Editors from the Daily News ("Better late than awful," Aug. 3) construct a change vs. status quo dichotomy to describe the budget impasse between Gov. Tom Wolf and Republican legislators. Curiously, they assigns the mantle of "change" to Wolf, who vetoed both liquor privatization and pension reform. What is more "status quo" than prohibition-era liquor and a hemorrhaging pension system?

Worse, Wolf has been unwilling to speak honestly about the breadth of his proposed tax increases. He won't discuss his 20 percent income tax hike or his 10 percent sales tax increase. Nor will he mention expanding the sales tax to services like nursing-home care, day care and higher education. Instead, the governor intimates that a tax increase on natural gas drillers will solve the state's fiscal woes.

In truth, the severance tax is roughly 3 percent of Wolf's entire package of tax hikes - the other 97 percent would be borne by working families and small businesses. Plus, new revenue from drillers would not even be earmarked for public schools!

The General Assembly sent Wolf a budget that shields Pennsylvanians from tax increases, invests hundreds of millions more dollars in education and creates a fair education-funding formula. Wolf said no to all of it. The ball is squarely in his court. It's time for the governor to come to the table and compromise - better late than never.

James Paul

Senior policy analyst

Commonwealth Foundation

Harrisburg

Wolf's governing taxing

Regarding John Baer's column inviting ways Gov. Wolf can "bend a little" to reach a budget agreement, ending his demands that sales and income tax increases be part of the budget discussion should top the list.

The vast majority of Wolf's $4.6 billion tax-hike proposal depends on sales and income taxes that would wallop Pennsylvanians of all income levels. In fact, Wolf would make working families pay higher costs for critical things like day care, nursing care, college textbooks and even funeral expenses.

No wonder not one House member, Democrat or Republican, voted for Wolf's plan.

What's more, Wolf would return just 30 cents of every new tax dollar in property tax "relief" - and not until October 2016. This tax shift has no relevance to the current budget, and Gov. Wolf shouldn't delay funding for services Pennsylvanians depend on to get his demands.

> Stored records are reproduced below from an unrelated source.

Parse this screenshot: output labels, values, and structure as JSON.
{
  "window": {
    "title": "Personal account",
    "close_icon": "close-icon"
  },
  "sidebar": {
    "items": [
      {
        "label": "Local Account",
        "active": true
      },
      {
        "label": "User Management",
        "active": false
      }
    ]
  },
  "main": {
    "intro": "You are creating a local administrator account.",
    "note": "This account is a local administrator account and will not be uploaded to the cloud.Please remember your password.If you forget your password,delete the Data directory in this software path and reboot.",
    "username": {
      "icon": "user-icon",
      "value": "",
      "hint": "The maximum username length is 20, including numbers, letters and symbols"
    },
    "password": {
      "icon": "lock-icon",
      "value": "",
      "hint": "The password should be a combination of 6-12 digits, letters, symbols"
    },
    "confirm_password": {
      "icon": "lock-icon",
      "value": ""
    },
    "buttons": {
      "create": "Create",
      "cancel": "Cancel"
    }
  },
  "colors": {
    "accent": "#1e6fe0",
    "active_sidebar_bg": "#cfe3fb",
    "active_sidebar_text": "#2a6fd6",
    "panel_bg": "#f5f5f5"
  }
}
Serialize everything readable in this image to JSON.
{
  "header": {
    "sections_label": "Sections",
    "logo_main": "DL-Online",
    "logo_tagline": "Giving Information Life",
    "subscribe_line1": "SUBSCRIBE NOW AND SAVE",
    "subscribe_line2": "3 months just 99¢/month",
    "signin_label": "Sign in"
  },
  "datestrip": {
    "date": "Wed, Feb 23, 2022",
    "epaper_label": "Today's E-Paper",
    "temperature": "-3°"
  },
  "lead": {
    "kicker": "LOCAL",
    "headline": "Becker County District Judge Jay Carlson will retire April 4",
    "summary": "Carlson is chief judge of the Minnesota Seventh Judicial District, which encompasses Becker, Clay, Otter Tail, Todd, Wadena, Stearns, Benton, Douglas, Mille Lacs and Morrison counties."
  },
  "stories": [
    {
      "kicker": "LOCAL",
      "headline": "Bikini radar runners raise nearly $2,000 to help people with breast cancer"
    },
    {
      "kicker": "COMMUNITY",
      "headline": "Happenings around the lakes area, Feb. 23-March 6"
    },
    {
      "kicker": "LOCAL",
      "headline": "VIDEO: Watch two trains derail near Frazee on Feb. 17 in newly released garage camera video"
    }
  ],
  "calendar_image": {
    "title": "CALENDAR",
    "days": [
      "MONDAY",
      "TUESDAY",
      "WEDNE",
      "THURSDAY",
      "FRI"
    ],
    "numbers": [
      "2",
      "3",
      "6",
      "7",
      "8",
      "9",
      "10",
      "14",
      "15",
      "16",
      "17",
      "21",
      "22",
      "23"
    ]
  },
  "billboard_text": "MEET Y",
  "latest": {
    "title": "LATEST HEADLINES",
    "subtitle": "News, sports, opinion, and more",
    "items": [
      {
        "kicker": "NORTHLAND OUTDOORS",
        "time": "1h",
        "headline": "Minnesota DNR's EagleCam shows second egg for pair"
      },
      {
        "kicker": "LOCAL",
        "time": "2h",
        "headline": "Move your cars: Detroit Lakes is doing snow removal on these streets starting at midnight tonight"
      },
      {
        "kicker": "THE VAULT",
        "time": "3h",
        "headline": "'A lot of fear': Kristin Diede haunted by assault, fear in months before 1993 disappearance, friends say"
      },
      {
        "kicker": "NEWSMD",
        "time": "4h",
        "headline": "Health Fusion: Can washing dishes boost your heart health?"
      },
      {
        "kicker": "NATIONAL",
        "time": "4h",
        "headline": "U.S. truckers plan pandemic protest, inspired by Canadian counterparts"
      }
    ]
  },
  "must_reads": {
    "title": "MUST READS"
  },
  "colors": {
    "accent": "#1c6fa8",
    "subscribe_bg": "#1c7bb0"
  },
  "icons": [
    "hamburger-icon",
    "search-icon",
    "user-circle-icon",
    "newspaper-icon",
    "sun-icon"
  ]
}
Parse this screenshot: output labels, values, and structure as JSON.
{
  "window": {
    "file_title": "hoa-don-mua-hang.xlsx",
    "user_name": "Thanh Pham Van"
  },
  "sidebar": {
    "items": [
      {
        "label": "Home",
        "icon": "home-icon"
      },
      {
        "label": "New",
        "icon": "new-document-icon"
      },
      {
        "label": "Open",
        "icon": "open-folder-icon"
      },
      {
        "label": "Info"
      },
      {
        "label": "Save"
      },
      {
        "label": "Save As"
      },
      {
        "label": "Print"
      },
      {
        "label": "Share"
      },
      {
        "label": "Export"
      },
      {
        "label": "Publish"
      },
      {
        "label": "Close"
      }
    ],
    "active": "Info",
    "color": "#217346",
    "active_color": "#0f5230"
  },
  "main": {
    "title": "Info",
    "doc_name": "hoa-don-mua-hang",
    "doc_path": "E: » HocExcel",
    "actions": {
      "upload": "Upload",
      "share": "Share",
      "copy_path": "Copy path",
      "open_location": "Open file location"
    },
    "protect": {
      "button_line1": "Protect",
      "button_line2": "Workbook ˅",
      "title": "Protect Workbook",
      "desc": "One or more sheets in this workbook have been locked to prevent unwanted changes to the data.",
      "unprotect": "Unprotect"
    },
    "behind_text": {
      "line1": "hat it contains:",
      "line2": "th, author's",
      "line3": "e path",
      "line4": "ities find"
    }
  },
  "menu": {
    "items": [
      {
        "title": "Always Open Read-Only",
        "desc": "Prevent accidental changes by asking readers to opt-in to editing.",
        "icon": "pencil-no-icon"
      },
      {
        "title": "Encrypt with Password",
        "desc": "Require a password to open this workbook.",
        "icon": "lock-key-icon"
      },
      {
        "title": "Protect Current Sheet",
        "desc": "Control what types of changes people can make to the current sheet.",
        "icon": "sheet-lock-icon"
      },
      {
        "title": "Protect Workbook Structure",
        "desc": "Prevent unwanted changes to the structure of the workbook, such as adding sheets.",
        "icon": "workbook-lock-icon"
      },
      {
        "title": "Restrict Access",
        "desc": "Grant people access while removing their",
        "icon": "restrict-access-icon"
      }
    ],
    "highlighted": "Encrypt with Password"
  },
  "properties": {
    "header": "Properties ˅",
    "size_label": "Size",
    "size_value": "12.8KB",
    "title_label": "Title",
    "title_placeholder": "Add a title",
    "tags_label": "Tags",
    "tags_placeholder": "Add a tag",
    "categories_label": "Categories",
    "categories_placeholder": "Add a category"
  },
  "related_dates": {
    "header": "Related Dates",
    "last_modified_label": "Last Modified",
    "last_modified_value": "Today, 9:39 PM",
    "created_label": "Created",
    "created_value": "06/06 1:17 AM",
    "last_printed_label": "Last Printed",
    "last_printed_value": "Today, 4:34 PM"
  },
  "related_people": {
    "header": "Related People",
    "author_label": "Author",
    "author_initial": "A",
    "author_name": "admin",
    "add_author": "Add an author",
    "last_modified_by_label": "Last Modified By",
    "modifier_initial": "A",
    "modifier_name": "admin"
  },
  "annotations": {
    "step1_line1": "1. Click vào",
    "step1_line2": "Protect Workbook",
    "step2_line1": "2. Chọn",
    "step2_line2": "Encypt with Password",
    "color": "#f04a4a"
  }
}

Unfortunately, it seems any agreement sans crushing tax hikes falls short of Wolf's liberal standard.

If Gov. Wolf wants a budget that moves Pennsylvania forward, he should loosen his vice grip on sales and income tax hikes and sham property tax relief and save those debates for another day. Of course, if his primary goal is the title of "most liberal governor," then he's doing just fine.